Universal Credit has apparently been rescued from the “brink of disaster” and may even “eventually work”, according to a new study from the Institute for Government (IfG).
Iain Duncan Smith’s flagship ‘welfare reform’ has been beset by embarrassing delays, payment system glitches and expensive software write-offs – even a complete “reset” – with the full roll-out pushed back a further year and now forecast not to be completed until March 2022.
However it would seem that Iain Duncan Smith’s “ambitious” reform to Britain’s welfare system is on the road to recovery. But this doesn’t excuse the fact the troubled policy has been used as a cash cow for further cuts to social security spending, which will likely leave many families worse off.
The former Work and Pensions Secretary famously resigned over proposed changes to Personal Independence Payment, even though the hypocrite personally oversaw and implemented many other cuts to disabled people’s benefits prior to these proposed changes.

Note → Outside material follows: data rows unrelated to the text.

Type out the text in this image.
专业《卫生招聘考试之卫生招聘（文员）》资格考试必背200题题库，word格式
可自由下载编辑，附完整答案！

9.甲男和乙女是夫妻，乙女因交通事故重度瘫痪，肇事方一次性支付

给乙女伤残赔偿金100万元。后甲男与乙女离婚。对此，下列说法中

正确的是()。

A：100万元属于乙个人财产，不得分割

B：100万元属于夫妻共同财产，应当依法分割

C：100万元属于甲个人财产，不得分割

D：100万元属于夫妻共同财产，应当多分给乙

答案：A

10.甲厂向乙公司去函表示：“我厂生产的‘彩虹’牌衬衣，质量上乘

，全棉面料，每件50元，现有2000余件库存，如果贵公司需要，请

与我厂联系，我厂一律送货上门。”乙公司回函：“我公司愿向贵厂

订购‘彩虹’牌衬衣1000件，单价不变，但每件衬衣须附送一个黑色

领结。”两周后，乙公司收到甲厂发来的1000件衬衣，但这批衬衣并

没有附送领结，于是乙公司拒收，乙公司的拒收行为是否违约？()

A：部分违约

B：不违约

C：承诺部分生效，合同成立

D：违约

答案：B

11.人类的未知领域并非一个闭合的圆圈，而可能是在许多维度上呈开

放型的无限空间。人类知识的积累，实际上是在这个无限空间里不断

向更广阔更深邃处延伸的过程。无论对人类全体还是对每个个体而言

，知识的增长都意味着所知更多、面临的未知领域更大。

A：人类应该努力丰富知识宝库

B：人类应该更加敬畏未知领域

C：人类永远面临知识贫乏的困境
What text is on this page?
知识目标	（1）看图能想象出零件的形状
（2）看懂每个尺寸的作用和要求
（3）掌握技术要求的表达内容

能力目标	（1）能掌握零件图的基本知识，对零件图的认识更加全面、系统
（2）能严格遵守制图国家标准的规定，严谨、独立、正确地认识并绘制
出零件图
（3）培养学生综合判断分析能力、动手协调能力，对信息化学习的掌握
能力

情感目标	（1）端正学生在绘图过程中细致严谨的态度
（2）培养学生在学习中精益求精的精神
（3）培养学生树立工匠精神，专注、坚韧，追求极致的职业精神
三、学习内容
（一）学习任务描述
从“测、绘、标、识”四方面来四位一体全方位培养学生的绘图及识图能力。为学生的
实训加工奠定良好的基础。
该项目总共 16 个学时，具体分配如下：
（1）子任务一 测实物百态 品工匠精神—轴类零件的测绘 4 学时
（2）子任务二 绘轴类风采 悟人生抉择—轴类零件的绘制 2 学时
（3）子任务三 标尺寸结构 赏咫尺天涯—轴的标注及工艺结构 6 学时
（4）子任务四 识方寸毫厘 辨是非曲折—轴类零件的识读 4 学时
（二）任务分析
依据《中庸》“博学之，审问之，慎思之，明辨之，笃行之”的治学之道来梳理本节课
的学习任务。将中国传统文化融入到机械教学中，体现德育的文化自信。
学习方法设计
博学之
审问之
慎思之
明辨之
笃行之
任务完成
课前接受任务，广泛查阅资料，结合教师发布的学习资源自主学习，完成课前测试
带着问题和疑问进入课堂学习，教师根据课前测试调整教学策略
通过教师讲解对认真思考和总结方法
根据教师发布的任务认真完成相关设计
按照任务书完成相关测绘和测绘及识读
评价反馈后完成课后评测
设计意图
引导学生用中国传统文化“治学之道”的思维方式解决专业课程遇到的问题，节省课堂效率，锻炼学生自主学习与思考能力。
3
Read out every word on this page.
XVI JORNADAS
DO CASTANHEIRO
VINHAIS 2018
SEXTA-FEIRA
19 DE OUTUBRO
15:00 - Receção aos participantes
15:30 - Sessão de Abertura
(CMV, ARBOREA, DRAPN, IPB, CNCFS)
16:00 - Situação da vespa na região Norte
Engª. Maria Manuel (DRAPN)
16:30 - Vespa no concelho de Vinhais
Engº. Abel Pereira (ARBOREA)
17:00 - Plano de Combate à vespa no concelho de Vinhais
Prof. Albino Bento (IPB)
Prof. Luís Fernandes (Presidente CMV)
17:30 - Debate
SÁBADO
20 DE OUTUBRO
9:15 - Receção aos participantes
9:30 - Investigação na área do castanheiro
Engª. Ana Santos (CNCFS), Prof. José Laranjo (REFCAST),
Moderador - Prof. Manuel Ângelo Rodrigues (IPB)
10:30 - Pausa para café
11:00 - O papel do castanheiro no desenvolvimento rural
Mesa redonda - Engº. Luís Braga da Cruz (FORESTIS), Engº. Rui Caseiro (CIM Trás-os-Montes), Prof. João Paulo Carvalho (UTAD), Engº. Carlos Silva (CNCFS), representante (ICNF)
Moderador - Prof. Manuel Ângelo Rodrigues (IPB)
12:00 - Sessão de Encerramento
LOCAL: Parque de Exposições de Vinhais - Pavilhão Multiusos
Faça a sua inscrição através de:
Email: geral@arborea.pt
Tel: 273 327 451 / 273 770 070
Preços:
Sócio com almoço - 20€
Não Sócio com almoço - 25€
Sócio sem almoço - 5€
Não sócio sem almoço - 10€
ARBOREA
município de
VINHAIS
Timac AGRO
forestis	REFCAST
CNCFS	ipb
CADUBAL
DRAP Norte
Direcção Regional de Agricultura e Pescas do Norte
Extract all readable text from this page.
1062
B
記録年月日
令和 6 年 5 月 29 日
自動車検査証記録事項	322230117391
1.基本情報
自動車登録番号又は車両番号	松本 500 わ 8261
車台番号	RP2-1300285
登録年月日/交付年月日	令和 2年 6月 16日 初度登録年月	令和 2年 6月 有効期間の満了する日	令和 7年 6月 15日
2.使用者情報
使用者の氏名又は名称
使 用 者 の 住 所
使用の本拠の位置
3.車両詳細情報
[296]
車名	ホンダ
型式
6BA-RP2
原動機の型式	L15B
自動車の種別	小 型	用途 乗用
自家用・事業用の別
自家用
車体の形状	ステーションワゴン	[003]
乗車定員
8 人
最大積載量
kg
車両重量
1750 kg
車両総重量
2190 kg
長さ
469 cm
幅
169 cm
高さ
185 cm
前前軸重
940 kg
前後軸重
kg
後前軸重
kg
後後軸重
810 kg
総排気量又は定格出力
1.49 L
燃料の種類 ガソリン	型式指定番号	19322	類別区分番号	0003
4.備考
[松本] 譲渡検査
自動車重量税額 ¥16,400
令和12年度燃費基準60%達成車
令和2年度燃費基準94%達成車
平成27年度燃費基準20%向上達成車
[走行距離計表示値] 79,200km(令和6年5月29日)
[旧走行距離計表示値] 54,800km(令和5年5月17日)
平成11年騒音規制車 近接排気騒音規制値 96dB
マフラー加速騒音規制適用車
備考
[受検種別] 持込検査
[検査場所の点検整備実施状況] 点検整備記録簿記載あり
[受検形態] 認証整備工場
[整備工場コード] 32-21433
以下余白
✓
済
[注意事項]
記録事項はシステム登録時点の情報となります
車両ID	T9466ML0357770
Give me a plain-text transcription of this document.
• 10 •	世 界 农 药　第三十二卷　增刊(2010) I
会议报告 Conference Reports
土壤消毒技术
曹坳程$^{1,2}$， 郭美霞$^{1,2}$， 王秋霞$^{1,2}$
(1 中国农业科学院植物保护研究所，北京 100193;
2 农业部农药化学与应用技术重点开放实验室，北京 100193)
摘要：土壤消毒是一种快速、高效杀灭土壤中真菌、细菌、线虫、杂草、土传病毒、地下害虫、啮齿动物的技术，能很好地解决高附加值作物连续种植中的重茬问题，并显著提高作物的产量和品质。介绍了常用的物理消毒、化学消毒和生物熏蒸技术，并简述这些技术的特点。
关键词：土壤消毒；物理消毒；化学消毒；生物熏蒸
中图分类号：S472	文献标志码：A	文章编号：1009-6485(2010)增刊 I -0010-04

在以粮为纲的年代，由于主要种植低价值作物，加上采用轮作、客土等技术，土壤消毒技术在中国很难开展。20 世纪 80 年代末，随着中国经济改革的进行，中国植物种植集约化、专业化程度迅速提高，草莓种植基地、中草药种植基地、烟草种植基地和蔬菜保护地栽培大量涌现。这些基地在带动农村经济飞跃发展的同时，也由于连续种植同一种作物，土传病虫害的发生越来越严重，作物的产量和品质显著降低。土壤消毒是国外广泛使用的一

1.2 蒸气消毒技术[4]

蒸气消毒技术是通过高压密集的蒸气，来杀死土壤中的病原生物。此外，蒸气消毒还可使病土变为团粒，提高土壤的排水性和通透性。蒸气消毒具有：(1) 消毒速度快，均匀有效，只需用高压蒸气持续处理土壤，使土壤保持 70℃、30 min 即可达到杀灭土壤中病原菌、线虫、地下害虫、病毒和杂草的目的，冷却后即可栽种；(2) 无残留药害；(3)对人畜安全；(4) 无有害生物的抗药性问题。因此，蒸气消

The Resolution Foundation estimated in May 2016 that 1.2 million families currently in receipt of tax credits will not be entitled to any support under Universal Credit, while a further 1.3 million will be £46 a week worse off. Around 2 million families will be £34 a week better off.
At the time, the left-leaning thinktank warned “progress made over the last 15 years under the tax credit system is at risk of being dismantled”, adding low-income working families will be “detrimentally affected” by Treasury cuts.
Others argued “work incentives” – one of the main principles of Universal Credit – would be reduced by lowering the amount a household can earn before Universal Credit payments start to be reduced.
And just three years ago in 2013 the National Audit Office (NAO) slammed the multi-billion pound programme, concluding “the Department for Work and Pensions has not achieved value for money in its early implementation of Universal Credit”.
In a press release on 5 September 2013, the NAO also warned “the current IT system lacks a component to identify potentially fraudulent claims so that the Department has to rely on multiple manual checks on claims and payments.”
They added: “Such checks will not be feasible or adequate once the system is running nationally. Problems with the IT system have delayed national roll-out of the programme.”
But just three years later, IfG Senior Fellow Nicholas Timmins says Universal Credit is now in a much better state. In the report – Universal Credit: From disaster to recovery? – Mr Timmins says the single biggest cause of the initial failure was a wholly unrealistic timetable.
Using interviews with those involved in the early stages of development and NAO reports, Timmins explains what he believes went wrong with the new system and how it has since improved.
Despite this apparent recovery, Timmins is keen to keen to stress that many more things could still go wrong. “It is far too soon to tell whether Universal Credit will finally do the business”, he says.
“There are elements of the policy that are still not entirely clear and others that may well need changing. Huge challenges remain – not just taking on new claims but transferring the many millions on existing benefits and tax credits, including some of the most vulnerable on Employment and Support Allowance. Its generosity has repeatedly been cut.
“But the lessons from how it has been turned around from the brink of disaster to something that may eventually work could prove valuable for other government projects. And crucially, it now has a timetable that may finally prove realistic.”
Emma Norris, IfG Programme Director, added: “The story of Universal Credit has lessons not just for implementing welfare reform, but for delivering other major projects on government’s books today.
“It underlines the importance of thorough planning – Universal Credit was a huge change to the benefits system, but failed to sweat out the details or engage with users early enough. Understanding the people a policy is supposed to affect is a vital starting point for change.
“It also demonstrates the importance of having enough capacity to deliver – when Universal Credit began, DWP had twelve other major change programmes on its books and staff numbers were being reduced. And finally, it shows the importance of policy, operational and technical people working together from the very start. Policies can’t be created in a vacuum.”
The Institute for Government is an independent charity that works with all the main political parties to improve government effectiveness.